Em 2003, a entidade fez um convênio com o projeto Brotar, da Secretaria de Educação do Município. Os termos do convênio estabeleciam que a instituição poderia matricular crianças de quatro a seis anos e que receberia pela prestação do serviço capacitação para os monitores, ajuda de custo para reformas estruturais necessárias e, ainda, auxílio para a merenda. “Só que a coisa não aconteceu dessa forma. No ano passado, o projeto foi muito bem. Mas este ano veio com muitas mudanças. A gente passou a ter que receber crianças mais novas, de dois a cinco anos”, explica a vice-presidente.


Dona Maria [é assim que a dirigente é conhecida na comunidade] conta que as melhorias oferecidas pela prefeitura são necessárias. Por isso o Conselho manteve o convênio, aceitando o desafio de trabalhar com crianças a partir de dois anos. Entretanto, no meio da renovação do contrato com a prefeitura, o Conselho recebeu uma carta do governo federal informando que a entidade tinha direito a receber uma complementação à merenda escolar no valor de R$ 0,13 por criança. “A gente aceitou a complementação do governo federal, mas imaginou que a prefeitura manteria a merenda para a creche porque o governo federal só faz a complementação da merenda para a escola - e não para a creche. A escola tem que fazer no mínimo duas refeições e a creche tem que ter mais, porque as crianças ficam aqui o dia todo.”


A má prestação do serviço de entrega da merenda escolar por parte da prefeitura é outra dificuldade que a Associação enfrenta. “Quando a prefeitura entrega os produtos vem um papel escrito que tem 15 quilos de galinha, mas só recebemos quatro frangos. E quando a gente descongela não consegue fazer nem um almoço. Temos que fazer uma canja.
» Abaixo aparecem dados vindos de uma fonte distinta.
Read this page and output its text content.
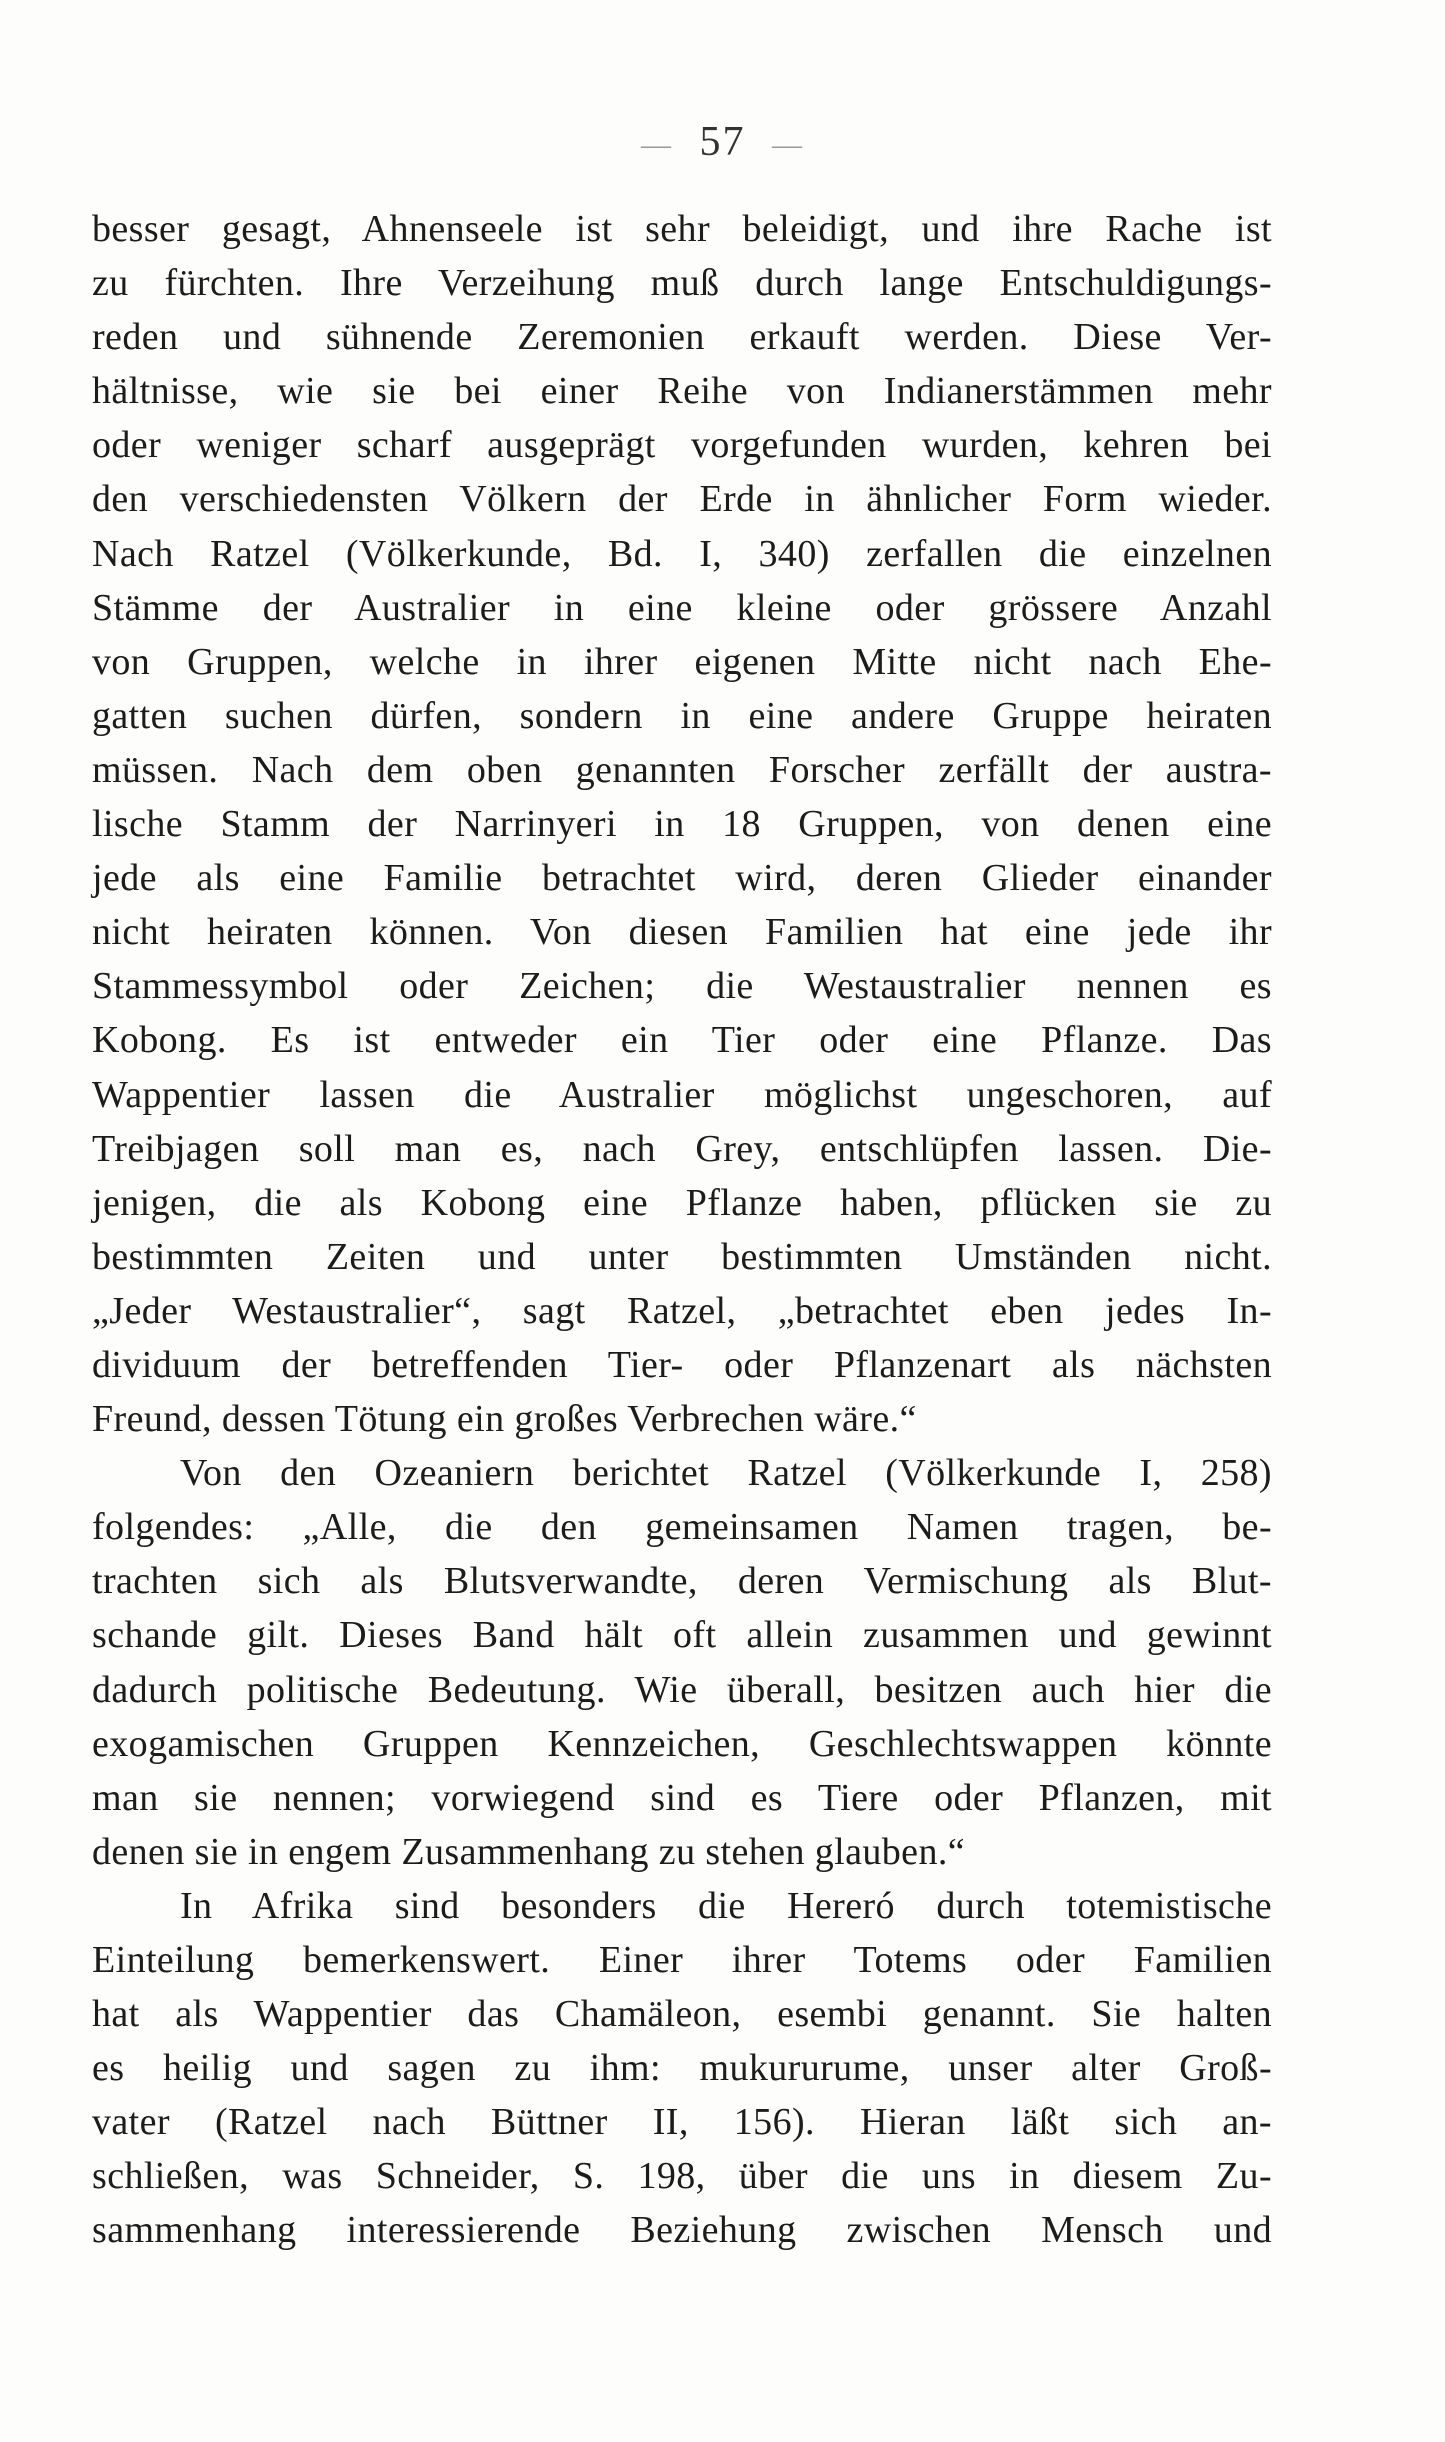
— 57 —
besser gesagt, Ahnenseele ist sehr beleidigt, und ihre Rache ist
zu fürchten. Ihre Verzeihung muß durch lange Entschuldigungs-
reden und sühnende Zeremonien erkauft werden. Diese Ver-
hältnisse, wie sie bei einer Reihe von Indianerstämmen mehr
oder weniger scharf ausgeprägt vorgefunden wurden, kehren bei
den verschiedensten Völkern der Erde in ähnlicher Form wieder.
Nach Ratzel (Völkerkunde, Bd. I, 340) zerfallen die einzelnen
Stämme der Australier in eine kleine oder grössere Anzahl
von Gruppen, welche in ihrer eigenen Mitte nicht nach Ehe-
gatten suchen dürfen, sondern in eine andere Gruppe heiraten
müssen. Nach dem oben genannten Forscher zerfällt der austra-
lische Stamm der Narrinyeri in 18 Gruppen, von denen eine
jede als eine Familie betrachtet wird, deren Glieder einander
nicht heiraten können. Von diesen Familien hat eine jede ihr
Stammessymbol oder Zeichen; die Westaustralier nennen es
Kobong. Es ist entweder ein Tier oder eine Pflanze. Das
Wappentier lassen die Australier möglichst ungeschoren, auf
Treibjagen soll man es, nach Grey, entschlüpfen lassen. Die-
jenigen, die als Kobong eine Pflanze haben, pflücken sie zu
bestimmten Zeiten und unter bestimmten Umständen nicht.
„Jeder Westaustralier“, sagt Ratzel, „betrachtet eben jedes In-
dividuum der betreffenden Tier- oder Pflanzenart als nächsten
Freund, dessen Tötung ein großes Verbrechen wäre.“
Von den Ozeaniern berichtet Ratzel (Völkerkunde I, 258)
folgendes: „Alle, die den gemeinsamen Namen tragen, be-
trachten sich als Blutsverwandte, deren Vermischung als Blut-
schande gilt. Dieses Band hält oft allein zusammen und gewinnt
dadurch politische Bedeutung. Wie überall, besitzen auch hier die
exogamischen Gruppen Kennzeichen, Geschlechtswappen könnte
man sie nennen; vorwiegend sind es Tiere oder Pflanzen, mit
denen sie in engem Zusammenhang zu stehen glauben.“
In Afrika sind besonders die Hereró durch totemistische
Einteilung bemerkenswert. Einer ihrer Totems oder Familien
hat als Wappentier das Chamäleon, esembi genannt. Sie halten
es heilig und sagen zu ihm: mukururume, unser alter Groß-
vater (Ratzel nach Büttner II, 156). Hieran läßt sich an-
schließen, was Schneider, S. 198, über die uns in diesem Zu-
sammenhang interessierende Beziehung zwischen Mensch und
Por mais criatividade que a gente tenha não consegue, porque, por exemplo, 60% ou 70% dos tomates chegam podres. Mas nós temos que receber assim mesmo, porque se não a gente não aceitar, não recebemos as outras coisas que vêm junto”, denuncia.


Dona Maria diz que já reclamou, mas as queixas que fez não surtiram efeito. De acordo com ela, a prefeitura não repõe o alimento que não pode ser consumido, quando recebe as reclamações. A dirigente conta também que os produtos não são entregues na data marcada e que o Conselho não recebe água mineral. “A água daqui não presta não. Já pedimos água mineral e eles ficaram de verificar a possibilidade de mandar. Pedimos, então, para eles construírem um poço porque aqui embaixo tem um manancial de água mineral. Mas eles não vêm”.
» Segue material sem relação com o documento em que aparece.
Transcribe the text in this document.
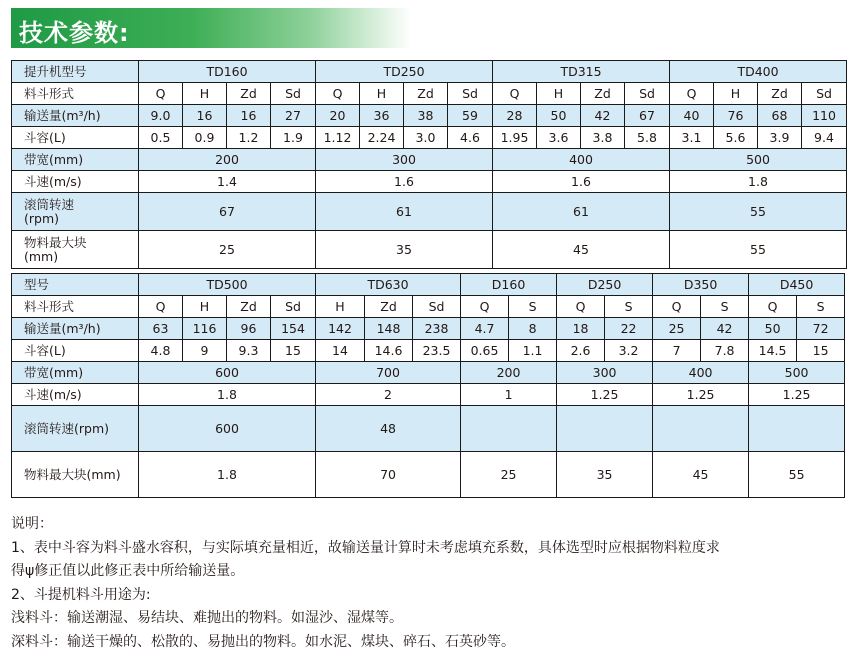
技术参数:
提升机型号	TD160				TD250				TD315				TD400			
料斗形式	Q	H	Zd	Sd	Q	H	Zd	Sd	Q	H	Zd	Sd	Q	H	Zd	Sd
输送量(m³/h)	9.0	16	16	27	20	36	38	59	28	50	42	67	40	76	68	110
斗容(L)	0.5	0.9	1.2	1.9	1.12	2.24	3.0	4.6	1.95	3.6	3.8	5.8	3.1	5.6	3.9	9.4
带宽(mm)	200				300				400				500			
斗速(m/s)	1.4				1.6				1.6				1.8			
滚筒转速(rpm)	67				61				61				55			
物料最大块(mm)	25				35				45				55			
型号	TD500				TD630			D160		D250		D350		D450	
料斗形式	Q	H	Zd	Sd	H	Zd	Sd	Q	S	Q	S	Q	S	Q	S
输送量(m³/h)	63	116	96	154	142	148	238	4.7	8	18	22	25	42	50	72
斗容(L)	4.8	9	9.3	15	14	14.6	23.5	0.65	1.1	2.6	3.2	7	7.8	14.5	15
带宽(mm)	600				700			200		300		400		500	
斗速(m/s)	1.8				2			1		1.25		1.25		1.25	
滚筒转速(rpm)	600				48										
物料最大块(mm)	1.8				70			25		35		45		55	

说明：

1、表中斗容为料斗盛水容积，与实际填充量相近，故输送量计算时未考虑填充系数，具体选型时应根据物料粒度求

得ψ修正值以此修正表中所给输送量。

2、斗提机料斗用途为:

浅料斗：输送潮湿、易结块、难抛出的物料。如湿沙、湿煤等。

深料斗：输送干燥的、松散的、易抛出的物料。如水泥、煤块、碎石、石英砂等。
A creche-escola está em funcionamento desde o início do ano e até agora o Conselho não recebeu nenhum dos recursos prometidos pela prefeitura. “Estamos no meio do ano e não sei como vamos fazer para chegarmos até o final”, desabafa Dona Maria.


Enquanto a população das comunidades aguarda uma solução para que o projeto da creche-escola Reciclando Esperanças continue e seja ampliado, o Conselho prossegue com criatividade. “O dinheiro que recebemos é pouco, mas aqui a gente dá um jeito de fazer as coisas. A gente compra a farinha de trigo e faz o pão”, diz otimista. Foi com essa mentalidade que o Conselho passou a adotar a culinária alternativa. Na cozinha da instituição, casca da banana vira alimento e o bagaço do caju, que dá o suco, se transforma em sobremesa. Com um pacote de carne de soja, a entidade alimenta mais de trinta alunos. “A gente mistura, faz bolinhos, faz almôndegas. É assim que a gente consegue fazer a merenda da creche”, revela Dona Maria.


“Aqui só vai para o lixo o que não tem mais jeito de ser aproveitado”


Esse é o lema de uma instituição que montou uma oficina com máquinas doadas e emprestadas para confeccionar almofadas e alguns dos brinquedos das crianças da creche-escola. Na sala de costura, roupas e sapatos doados são reformados e depois vendidos em bazares, gerando renda para que a organização continue suas atividades. Materiais como garrafas PET e lacres de latas de cereais ou achocolatados são reciclados; são recortados, colados e recebem pintura para se transformarem nos brinquedos que fazem a alegria das crianças do local. Dona Maria diz que, apesar das dificuldades, gosta muito de trabalhar com materiais reutilizáveis. Ela diz que dessa forma tem a oportunidade de reciclar também o estado de espírito da comunidade atendida, transformando desânimo em esperança.